Take a look at these 5 different interval types, pick one, hop on the bike, and push yourself to a new level.
Fast 40’s
Fast 40’s are designed to build power and train your body to recover more quickly. The concept is simple. Get out on the bike and warm up for 10 minutes. Then, go as hard as you can for 40 seconds. This should be done in a medium to large gear. Then, spin easy for 20 seconds. Repeat this whole process 10 times, and that is called a set. Rest 5 minutes between sets and shoot for somewhere between 2-4 sets. Ride easy for another 10 minutes to cool down, and you’re done.
10’s
10’s are all about cadence. After warming up, Pedal as hard as you can for 10 seconds in a gear you can push 90 to 110 rpm with effort, then spin easy for 20 seconds. Repeat for 10 to 15 minutes. Rest five minutes. Do another set.

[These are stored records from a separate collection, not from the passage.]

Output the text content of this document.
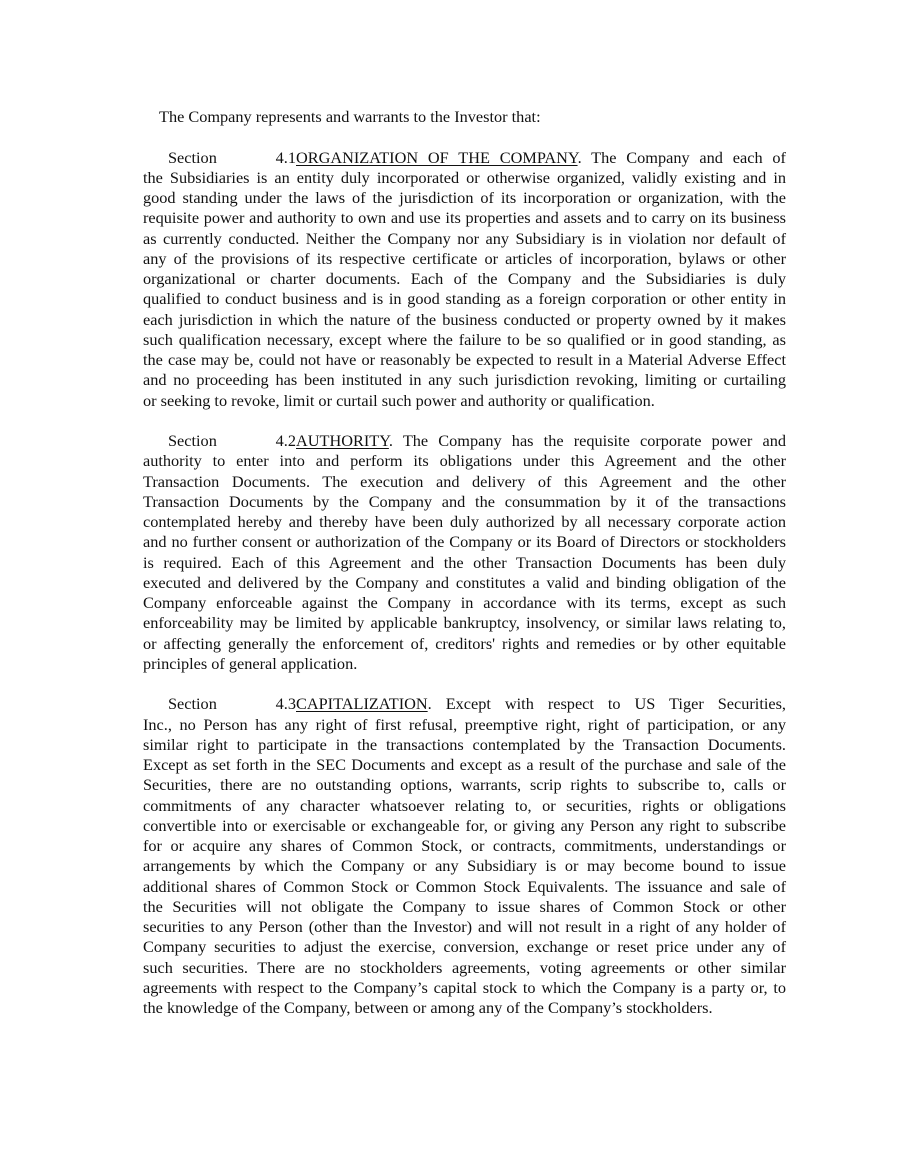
The Company represents and warrants to the Investor that:
Section 4.1ORGANIZATION OF THE COMPANY. The Company and each of
the Subsidiaries is an entity duly incorporated or otherwise organized, validly existing and in
good standing under the laws of the jurisdiction of its incorporation or organization, with the
requisite power and authority to own and use its properties and assets and to carry on its business
as currently conducted. Neither the Company nor any Subsidiary is in violation nor default of
any of the provisions of its respective certificate or articles of incorporation, bylaws or other
organizational or charter documents. Each of the Company and the Subsidiaries is duly
qualified to conduct business and is in good standing as a foreign corporation or other entity in
each jurisdiction in which the nature of the business conducted or property owned by it makes
such qualification necessary, except where the failure to be so qualified or in good standing, as
the case may be, could not have or reasonably be expected to result in a Material Adverse Effect
and no proceeding has been instituted in any such jurisdiction revoking, limiting or curtailing
or seeking to revoke, limit or curtail such power and authority or qualification.
Section 4.2AUTHORITY. The Company has the requisite corporate power and
authority to enter into and perform its obligations under this Agreement and the other
Transaction Documents. The execution and delivery of this Agreement and the other
Transaction Documents by the Company and the consummation by it of the transactions
contemplated hereby and thereby have been duly authorized by all necessary corporate action
and no further consent or authorization of the Company or its Board of Directors or stockholders
is required. Each of this Agreement and the other Transaction Documents has been duly
executed and delivered by the Company and constitutes a valid and binding obligation of the
Company enforceable against the Company in accordance with its terms, except as such
enforceability may be limited by applicable bankruptcy, insolvency, or similar laws relating to,
or affecting generally the enforcement of, creditors' rights and remedies or by other equitable
principles of general application.
Section 4.3CAPITALIZATION. Except with respect to US Tiger Securities,
Inc., no Person has any right of first refusal, preemptive right, right of participation, or any
similar right to participate in the transactions contemplated by the Transaction Documents.
Except as set forth in the SEC Documents and except as a result of the purchase and sale of the
Securities, there are no outstanding options, warrants, scrip rights to subscribe to, calls or
commitments of any character whatsoever relating to, or securities, rights or obligations
convertible into or exercisable or exchangeable for, or giving any Person any right to subscribe
for or acquire any shares of Common Stock, or contracts, commitments, understandings or
arrangements by which the Company or any Subsidiary is or may become bound to issue
additional shares of Common Stock or Common Stock Equivalents. The issuance and sale of
the Securities will not obligate the Company to issue shares of Common Stock or other
securities to any Person (other than the Investor) and will not result in a right of any holder of
Company securities to adjust the exercise, conversion, exchange or reset price under any of
such securities. There are no stockholders agreements, voting agreements or other similar
agreements with respect to the Company’s capital stock to which the Company is a party or, to
the knowledge of the Company, between or among any of the Company’s stockholders.
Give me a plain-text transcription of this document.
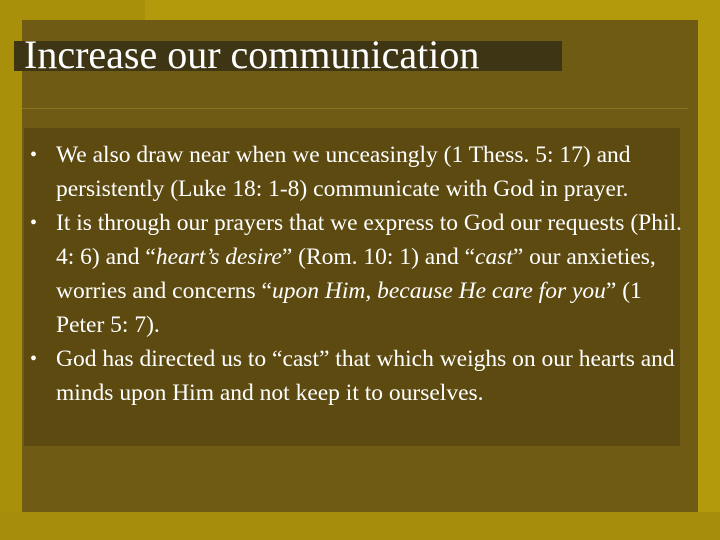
Increase our communication
• We also draw near when we unceasingly (1 Thess. 5: 17) and persistently (Luke 18: 1-8) communicate with God in prayer.
• It is through our prayers that we express to God our requests (Phil. 4: 6) and “heart’s desire” (Rom. 10: 1) and “cast” our anxieties, worries and concerns “upon Him, because He care for you” (1 Peter 5: 7).
• God has directed us to “cast” that which weighs on our hearts and minds upon Him and not keep it to ourselves.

In and Out of the Saddle Climbs
On a moderate incline, stand out of the saddle and charge up the hill as fast as possible for 30 seconds. Coast back to your starting point. Repeat, this time seated. Alternate between standing and sitting for six climbs. Recover 10 minutes. Do another set.
TABATA
Tabatas are all about increasing your lactate threshold. Sprint as hard as possible for 20 seconds. Coast for 10 seconds. Repeat six to eight times. Yep, that’s it. A full Tabata is only 4 minutes long and has better benefits than an hour of low intensity riding. Don’t believe us? Read study here.
Oh, and try not to puke after doing a tabata workout.
Attack Intervals
Raising your threshold pace will help you sustain attacks. Ride as hard as you can for two to three minutes (you will be flagging by the end). Recover at an easy pace for two minutes. Do up to three sets.